Democratic Sen. Wendy Davis on Tuesday recalled the deadly explosion just up the road in West as she lambasted her GOP opponent for governor, Attorney General Greg Abbott, over his decision restricting disclosure of information about chemical facilities’ hazardous caches.
“Texans deserve to know where these chemicals are located,” Davis told supporters at the Waco building that houses the Democratic Party, her campaign and Battleground Texas, a group working to make the state competitive for Democrats.
“A candidate for governor should have more concern for the people of the state that she wants to run than to let them sleep next door to explosives and not only not say a word about it, but actively seek to hide that information from them,” said Davis, who has seized on the issue as part of her effort to paint Abbott as an insider who is not working for everyday Texans.
She launched a “Texans Deserve to Know” tour across Texas Tuesday to pound on the issue, starting in Fort Worth and traveling to Waco. The tour also will include San Antonio, Houston, Dallas, Austin and El Paso. Davis has said if elected, she will make disclosure of the information a priority.

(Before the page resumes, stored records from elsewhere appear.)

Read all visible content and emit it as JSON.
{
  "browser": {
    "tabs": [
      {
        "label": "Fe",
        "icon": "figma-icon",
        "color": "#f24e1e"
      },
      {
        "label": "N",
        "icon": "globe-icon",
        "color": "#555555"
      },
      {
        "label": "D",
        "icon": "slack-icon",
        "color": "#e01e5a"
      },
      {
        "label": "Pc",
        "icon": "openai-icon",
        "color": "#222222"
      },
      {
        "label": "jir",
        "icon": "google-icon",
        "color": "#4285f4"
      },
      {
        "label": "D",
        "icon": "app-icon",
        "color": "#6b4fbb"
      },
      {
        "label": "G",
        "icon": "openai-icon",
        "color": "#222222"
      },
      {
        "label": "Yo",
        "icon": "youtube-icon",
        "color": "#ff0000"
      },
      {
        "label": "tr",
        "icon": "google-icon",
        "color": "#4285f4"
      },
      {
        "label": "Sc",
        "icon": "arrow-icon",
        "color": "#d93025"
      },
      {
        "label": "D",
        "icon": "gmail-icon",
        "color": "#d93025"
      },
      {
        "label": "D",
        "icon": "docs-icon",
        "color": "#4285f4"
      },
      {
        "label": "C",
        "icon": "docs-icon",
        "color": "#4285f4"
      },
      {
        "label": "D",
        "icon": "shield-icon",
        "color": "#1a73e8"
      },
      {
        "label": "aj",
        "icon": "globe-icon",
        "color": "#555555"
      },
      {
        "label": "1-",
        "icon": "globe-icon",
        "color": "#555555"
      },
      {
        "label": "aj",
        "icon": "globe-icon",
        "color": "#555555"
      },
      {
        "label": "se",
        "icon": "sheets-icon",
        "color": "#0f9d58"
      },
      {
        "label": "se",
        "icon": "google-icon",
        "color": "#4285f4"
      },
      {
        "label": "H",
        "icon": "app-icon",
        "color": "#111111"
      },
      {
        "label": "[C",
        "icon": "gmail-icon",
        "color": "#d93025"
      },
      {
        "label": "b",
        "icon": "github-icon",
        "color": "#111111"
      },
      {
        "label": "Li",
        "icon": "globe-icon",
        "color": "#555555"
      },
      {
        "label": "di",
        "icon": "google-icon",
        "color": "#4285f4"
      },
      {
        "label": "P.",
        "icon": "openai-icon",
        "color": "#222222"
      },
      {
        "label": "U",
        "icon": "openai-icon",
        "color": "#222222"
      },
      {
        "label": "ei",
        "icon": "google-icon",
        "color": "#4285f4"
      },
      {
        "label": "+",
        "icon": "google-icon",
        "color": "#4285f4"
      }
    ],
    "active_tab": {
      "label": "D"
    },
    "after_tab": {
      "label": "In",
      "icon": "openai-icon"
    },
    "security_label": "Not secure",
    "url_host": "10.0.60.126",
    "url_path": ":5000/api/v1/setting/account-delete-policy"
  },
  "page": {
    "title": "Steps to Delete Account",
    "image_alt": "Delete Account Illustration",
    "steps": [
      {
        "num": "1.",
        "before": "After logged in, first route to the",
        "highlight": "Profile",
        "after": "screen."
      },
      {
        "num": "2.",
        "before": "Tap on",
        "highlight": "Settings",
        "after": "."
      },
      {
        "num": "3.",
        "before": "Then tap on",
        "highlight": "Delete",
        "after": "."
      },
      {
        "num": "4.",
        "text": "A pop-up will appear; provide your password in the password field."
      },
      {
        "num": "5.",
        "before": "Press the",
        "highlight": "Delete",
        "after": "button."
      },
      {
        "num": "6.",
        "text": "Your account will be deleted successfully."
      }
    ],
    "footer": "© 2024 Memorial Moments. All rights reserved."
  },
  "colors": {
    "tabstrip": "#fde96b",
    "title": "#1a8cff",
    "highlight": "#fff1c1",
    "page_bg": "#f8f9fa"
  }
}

There’s a lame explanation from one of Abbott’s spokespeople claiming that he’s just interpreting a law from 2003, which even if one is inclined to believe that still leaves one wondering why this information continued to be routinely disclosed in the 11 years since. What there still isn’t, as I noted yesterday, is anything resembling a counterattack from Abbott on this. It’s duck and cover all the way. That right there says more than anything Davis could say. Trail Blazers, which embeds a long video segment that Rachel Maddow did on this, has more.
UPDATE: I take it back. Abbott is now responding, and he’s playing the terrorist card. Perhaps someone should ask him 1) why didn’t he take this threat seriously before now, and 2) if homeowners can find out about dangerous chemicals by “just driving around” and asking, can’t the terrorists do that, too?